Lagos: preciosa joia portuguesa

Lagos, Praia da Batata
(Fotografia: Michelle C. Buss)

Lagos é uma cidade portuguesa do distrito de Faro, situada na região do Algarve. A cidade é limitada ao norte por Monchique, leste por Portimão, oeste por Vila do Bispo, noroeste por Aljezur e ao sul pelo oceano Altântico.
A cidade de Lagos está historicamente relacionada as expansões marítimas portuguesas. Detentora de monumentos históricos, além praias de tirar o fôlego e uma vida noturna dinâmica, Lagos é um dos centros turísticos mais requisitados do Algarve. Aliás, para quem vai para essa região, Lagos é parada obrigatória.

Lagos, réplica da caravela Boa Esperança.
Fotografia: Fernando Pires

Lagos
Fotografia: Fernando Pires

Lagos, Praia Dona Ana
Fotografia: Michelle C. Buss

Lagos é um cidade encantadora, ao mesmo tempo que mantém características tradicionais, é também um centro cosmopolita devido a presença de turistas do mundo todo.
Por causa da sua localização, a cidade era um ponto importante para as atividades marítimas, em 1573, Lagos passou a ser capital do Reino de Algarve, posição que manteve durante o Domínio Filipino.

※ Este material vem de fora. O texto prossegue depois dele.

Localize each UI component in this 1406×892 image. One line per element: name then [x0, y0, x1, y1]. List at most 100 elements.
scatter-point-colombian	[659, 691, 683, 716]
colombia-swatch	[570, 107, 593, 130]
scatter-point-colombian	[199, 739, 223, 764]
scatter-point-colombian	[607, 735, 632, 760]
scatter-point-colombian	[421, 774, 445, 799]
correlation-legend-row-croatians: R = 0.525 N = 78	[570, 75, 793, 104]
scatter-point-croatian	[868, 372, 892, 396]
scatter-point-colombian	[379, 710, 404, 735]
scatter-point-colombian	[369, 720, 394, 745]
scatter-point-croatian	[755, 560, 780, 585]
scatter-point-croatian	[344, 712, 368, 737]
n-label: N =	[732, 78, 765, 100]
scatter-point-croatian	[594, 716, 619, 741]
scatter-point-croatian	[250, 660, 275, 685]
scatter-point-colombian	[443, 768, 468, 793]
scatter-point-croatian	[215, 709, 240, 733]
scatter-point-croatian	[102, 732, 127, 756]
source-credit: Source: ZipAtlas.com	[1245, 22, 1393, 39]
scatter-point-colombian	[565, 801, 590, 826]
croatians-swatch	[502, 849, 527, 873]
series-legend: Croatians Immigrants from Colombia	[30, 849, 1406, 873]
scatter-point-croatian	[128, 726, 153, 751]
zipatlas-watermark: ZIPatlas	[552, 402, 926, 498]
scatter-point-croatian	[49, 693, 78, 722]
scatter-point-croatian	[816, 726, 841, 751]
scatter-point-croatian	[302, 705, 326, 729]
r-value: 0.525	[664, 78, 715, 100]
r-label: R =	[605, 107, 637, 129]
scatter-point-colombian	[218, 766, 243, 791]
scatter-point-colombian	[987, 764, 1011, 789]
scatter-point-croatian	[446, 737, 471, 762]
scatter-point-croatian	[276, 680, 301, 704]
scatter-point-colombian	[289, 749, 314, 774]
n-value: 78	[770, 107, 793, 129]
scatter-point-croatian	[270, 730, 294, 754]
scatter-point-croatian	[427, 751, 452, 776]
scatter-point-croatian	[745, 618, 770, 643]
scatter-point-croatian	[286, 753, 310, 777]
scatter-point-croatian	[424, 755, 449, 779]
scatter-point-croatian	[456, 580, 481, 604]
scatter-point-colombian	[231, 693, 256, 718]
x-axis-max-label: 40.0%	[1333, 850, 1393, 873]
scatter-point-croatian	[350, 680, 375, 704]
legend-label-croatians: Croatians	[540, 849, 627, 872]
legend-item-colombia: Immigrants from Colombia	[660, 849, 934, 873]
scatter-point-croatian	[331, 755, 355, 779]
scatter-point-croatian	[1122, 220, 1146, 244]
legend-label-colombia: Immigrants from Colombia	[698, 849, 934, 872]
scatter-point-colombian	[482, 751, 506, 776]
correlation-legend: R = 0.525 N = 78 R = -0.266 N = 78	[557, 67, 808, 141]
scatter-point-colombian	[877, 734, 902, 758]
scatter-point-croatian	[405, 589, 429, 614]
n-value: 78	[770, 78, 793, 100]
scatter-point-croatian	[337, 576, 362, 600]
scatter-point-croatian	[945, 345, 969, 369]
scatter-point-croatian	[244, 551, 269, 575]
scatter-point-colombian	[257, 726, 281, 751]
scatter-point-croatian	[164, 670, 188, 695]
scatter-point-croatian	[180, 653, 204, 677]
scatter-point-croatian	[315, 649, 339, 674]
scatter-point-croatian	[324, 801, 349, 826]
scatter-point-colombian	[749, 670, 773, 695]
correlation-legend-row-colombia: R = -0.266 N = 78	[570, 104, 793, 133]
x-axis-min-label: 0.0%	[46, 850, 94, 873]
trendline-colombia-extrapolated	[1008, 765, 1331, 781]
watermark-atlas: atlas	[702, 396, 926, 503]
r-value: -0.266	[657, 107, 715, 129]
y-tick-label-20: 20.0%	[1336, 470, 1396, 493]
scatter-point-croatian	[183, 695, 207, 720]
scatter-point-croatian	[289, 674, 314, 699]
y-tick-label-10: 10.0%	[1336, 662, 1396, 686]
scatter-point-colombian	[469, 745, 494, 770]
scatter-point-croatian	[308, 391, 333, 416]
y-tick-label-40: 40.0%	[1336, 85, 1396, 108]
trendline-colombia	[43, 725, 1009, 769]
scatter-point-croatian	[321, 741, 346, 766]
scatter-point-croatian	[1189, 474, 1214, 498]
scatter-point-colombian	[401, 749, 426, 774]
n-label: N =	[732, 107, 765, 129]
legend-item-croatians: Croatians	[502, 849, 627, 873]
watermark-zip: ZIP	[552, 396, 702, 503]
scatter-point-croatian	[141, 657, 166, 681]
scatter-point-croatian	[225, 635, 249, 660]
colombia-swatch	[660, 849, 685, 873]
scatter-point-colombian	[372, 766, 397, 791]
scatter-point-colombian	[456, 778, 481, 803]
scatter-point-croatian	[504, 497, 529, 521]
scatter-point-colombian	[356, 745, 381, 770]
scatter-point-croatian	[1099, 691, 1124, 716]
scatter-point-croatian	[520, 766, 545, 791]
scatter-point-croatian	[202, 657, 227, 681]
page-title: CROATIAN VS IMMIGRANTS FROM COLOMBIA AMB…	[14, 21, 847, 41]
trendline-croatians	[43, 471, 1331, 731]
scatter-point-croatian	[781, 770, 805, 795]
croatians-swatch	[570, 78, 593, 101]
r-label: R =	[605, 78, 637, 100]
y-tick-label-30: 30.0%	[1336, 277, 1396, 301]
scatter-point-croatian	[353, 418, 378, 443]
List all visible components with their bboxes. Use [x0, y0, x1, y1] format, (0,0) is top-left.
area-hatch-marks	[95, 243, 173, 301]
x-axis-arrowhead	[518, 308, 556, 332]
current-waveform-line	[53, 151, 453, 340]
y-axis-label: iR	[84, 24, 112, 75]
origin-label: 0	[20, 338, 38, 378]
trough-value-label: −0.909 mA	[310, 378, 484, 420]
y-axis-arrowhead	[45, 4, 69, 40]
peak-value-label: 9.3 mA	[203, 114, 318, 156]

Com o sismo de 1755, que também atingiu Lisboa, Lagos deixa de ser capital, passando o posto provisório para Loulé e depois definitivamente para Faro onde ainda se mantém.

Lagos, Praia Dona Ana
Fotografia: Michelle C. Buss
Lagos, Praia Dona Ana
Fotografia: Michelle C. Buss

Lagos
Fotografia: Michelle C. Buss

Lagos
Fotografia: Michelle C. Buss

Lagos é um local agradável e paradisíaco, a sugestão é que seja explorado a pé.  Possui praia de águas azuis com tons de verde, são verdadeiras joias preciosas. Entre minhas praias favoritas, destaco a Praia Dona Ana.
Para ir até Lagos?
De avião: saem do Porto e de Lisboa em direção a Faro. De Faro você pode pegar um comboio até Lagos.
Comboio: ou os chamados trens. Saem de diferentes direções do país em direção a Faro ou mesmo Lagos.
Autocarros (os ônibus) que saem de diferentes partes do país ou você pode optar pela sugestão mais confortável e dinâmica que é alugar um carro.